Mais depuis la fin des années 90, la modernité, c’était l’écran. Le clavier. La vitesse. Le tout-digital.
✍🏽 Écrire à la main paraissait lent. Presque archaïque.
Aujourd’hui, c’est précisément ce geste-là qui revient au centre.
On observe un regain d’intérêt pour :
- L’écriture manuscrite, qui stimulerait la concentration, la mémoire et la créativité (là où le clavier n’a pas le même impact).
- Les beaux papiers et carnets, le marché des paper notebooks pèse aujourd’hui près de 76 milliards USD, avec une croissance prévue vers 90 milliards en 2030.
- Les stylos, le marché des instruments d’écriture (roller, plumes, feutres) affiche une croissance significative, portée par l’intérêt pour les produits premium et personnalisés.
- Le journaling, qui ne se limite plus aux adolescents.
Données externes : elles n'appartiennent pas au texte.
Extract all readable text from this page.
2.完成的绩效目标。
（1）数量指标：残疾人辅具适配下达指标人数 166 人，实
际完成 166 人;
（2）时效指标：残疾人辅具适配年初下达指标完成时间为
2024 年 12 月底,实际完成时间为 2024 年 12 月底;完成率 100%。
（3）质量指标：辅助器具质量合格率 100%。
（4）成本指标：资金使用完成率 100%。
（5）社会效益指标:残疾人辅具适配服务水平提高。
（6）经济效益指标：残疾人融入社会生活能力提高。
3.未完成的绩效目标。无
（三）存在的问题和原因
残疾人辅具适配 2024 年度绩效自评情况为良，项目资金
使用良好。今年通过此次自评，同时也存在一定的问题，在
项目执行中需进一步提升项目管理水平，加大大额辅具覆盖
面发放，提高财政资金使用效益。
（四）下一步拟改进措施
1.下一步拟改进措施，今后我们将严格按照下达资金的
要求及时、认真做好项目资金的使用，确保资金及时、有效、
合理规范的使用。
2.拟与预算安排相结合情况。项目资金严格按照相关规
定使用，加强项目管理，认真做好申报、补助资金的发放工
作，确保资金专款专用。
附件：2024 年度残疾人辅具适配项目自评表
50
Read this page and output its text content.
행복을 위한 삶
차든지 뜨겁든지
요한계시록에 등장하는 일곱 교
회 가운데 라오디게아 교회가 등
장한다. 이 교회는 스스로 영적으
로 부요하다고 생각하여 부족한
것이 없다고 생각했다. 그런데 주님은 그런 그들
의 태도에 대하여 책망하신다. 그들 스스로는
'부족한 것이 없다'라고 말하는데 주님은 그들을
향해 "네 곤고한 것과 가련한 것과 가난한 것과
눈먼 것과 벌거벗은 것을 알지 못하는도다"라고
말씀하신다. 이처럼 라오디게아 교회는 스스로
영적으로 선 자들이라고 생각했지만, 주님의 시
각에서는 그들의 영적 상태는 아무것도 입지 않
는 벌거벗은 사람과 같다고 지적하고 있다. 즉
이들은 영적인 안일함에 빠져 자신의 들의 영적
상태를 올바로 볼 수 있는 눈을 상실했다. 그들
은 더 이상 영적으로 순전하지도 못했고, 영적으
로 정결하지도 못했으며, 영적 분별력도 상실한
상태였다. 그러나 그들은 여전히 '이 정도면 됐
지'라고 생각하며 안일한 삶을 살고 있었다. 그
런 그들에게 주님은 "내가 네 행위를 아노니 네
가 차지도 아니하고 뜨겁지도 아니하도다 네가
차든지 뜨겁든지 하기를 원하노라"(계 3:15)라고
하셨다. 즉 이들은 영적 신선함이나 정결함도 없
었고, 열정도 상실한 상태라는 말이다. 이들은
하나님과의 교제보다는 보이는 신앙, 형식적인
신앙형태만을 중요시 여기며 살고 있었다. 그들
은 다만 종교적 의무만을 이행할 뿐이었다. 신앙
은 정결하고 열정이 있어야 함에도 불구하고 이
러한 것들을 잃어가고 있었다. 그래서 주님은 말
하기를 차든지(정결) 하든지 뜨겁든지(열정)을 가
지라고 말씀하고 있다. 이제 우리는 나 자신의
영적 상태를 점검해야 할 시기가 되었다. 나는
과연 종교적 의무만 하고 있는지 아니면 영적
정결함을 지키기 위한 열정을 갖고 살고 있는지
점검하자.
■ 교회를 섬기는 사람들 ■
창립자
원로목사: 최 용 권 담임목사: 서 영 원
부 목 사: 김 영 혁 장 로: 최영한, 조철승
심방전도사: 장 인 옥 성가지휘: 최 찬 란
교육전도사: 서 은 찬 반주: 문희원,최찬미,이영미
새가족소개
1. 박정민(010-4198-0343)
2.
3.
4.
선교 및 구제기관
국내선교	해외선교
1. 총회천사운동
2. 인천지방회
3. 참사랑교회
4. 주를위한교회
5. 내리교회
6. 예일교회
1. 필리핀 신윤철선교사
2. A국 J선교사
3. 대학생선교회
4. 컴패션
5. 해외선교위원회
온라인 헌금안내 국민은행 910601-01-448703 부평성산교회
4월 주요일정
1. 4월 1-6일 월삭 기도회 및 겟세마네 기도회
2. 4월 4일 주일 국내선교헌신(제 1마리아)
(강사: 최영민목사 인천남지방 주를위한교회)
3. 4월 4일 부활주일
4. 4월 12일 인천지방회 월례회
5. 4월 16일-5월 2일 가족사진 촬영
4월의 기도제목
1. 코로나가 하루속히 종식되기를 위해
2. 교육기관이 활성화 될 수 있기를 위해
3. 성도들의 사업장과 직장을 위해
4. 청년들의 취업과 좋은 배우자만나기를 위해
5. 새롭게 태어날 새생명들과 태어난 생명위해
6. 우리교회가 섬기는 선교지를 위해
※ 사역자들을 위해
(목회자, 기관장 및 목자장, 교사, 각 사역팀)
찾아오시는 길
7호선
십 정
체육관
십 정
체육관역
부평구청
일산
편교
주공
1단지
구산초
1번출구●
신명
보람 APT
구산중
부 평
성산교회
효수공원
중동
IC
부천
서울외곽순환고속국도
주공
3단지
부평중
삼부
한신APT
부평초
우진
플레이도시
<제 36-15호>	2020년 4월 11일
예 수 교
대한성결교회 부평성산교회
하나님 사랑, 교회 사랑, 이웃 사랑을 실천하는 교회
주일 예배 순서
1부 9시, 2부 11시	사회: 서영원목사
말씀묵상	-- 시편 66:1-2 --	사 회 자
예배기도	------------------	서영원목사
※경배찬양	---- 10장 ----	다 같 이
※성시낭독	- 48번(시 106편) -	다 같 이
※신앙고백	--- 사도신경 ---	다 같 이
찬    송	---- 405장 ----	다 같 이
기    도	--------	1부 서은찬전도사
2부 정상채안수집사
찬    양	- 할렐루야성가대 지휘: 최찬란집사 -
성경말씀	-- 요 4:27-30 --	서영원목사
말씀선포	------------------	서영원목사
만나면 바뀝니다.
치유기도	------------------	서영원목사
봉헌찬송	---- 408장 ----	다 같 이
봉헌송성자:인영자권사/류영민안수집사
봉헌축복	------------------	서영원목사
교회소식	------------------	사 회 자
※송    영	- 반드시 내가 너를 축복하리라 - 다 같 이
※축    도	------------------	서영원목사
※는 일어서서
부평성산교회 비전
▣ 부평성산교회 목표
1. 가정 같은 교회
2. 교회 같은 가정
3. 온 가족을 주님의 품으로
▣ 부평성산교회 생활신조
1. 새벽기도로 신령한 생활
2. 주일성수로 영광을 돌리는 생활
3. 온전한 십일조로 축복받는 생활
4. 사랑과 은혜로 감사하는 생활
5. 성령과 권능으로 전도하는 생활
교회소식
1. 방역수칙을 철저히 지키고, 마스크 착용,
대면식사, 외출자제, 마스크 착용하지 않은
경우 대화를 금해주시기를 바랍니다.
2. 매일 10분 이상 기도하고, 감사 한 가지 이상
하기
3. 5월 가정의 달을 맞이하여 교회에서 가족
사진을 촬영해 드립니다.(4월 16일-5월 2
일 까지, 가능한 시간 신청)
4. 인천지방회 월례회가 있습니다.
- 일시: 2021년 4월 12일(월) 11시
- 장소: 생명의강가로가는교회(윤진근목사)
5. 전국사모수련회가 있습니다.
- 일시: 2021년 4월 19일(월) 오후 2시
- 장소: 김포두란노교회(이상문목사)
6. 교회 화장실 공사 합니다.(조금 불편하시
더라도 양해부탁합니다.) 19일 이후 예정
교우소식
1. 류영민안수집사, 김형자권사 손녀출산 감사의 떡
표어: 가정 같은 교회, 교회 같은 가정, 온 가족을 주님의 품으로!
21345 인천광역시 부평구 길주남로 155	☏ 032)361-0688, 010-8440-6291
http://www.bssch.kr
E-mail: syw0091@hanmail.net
Et tout un univers “aesthetic”. ✨
Ce retour au papier n’est pas une mode nostalgique. C’est une réaction culturelle à l’accélération numérique.
L’IA a accéléré l’écriture. Le papier lui redonne du poids.
Aujourd’hui, avec l’IA, une question revient souvent :
👉 Qu’est-ce qui est encore « vrai” ?
Les textes sont plus rapides à produire. Plus propres. Parfois brillants.
Mais aussi plus lisses. Plus interchangeables.
Même les auteurs eux-mêmes ne savent plus toujours très bien ce qui vient d’eux… et ce qui vient de l’outil.
À l’inverse, l’écriture manuscrite est indiscutable.
Un mot écrit à la main existe. Il a pris du temps. Il ne peut pas être automatisé ou copié-collé.
Et c’est précisément pour ça que, paradoxalement, le papier redevient un allié puissant pour créer du contenu à l’ère de l’IA, y compris sur LinkedIn.
Saturation du tout-numérique
Ce mouvement est particulièrement visible chez les jeunes générations.
La Gen Z a grandi avec : des écrans omniprésents, des contenus rapides, bruyants, algorithmiques.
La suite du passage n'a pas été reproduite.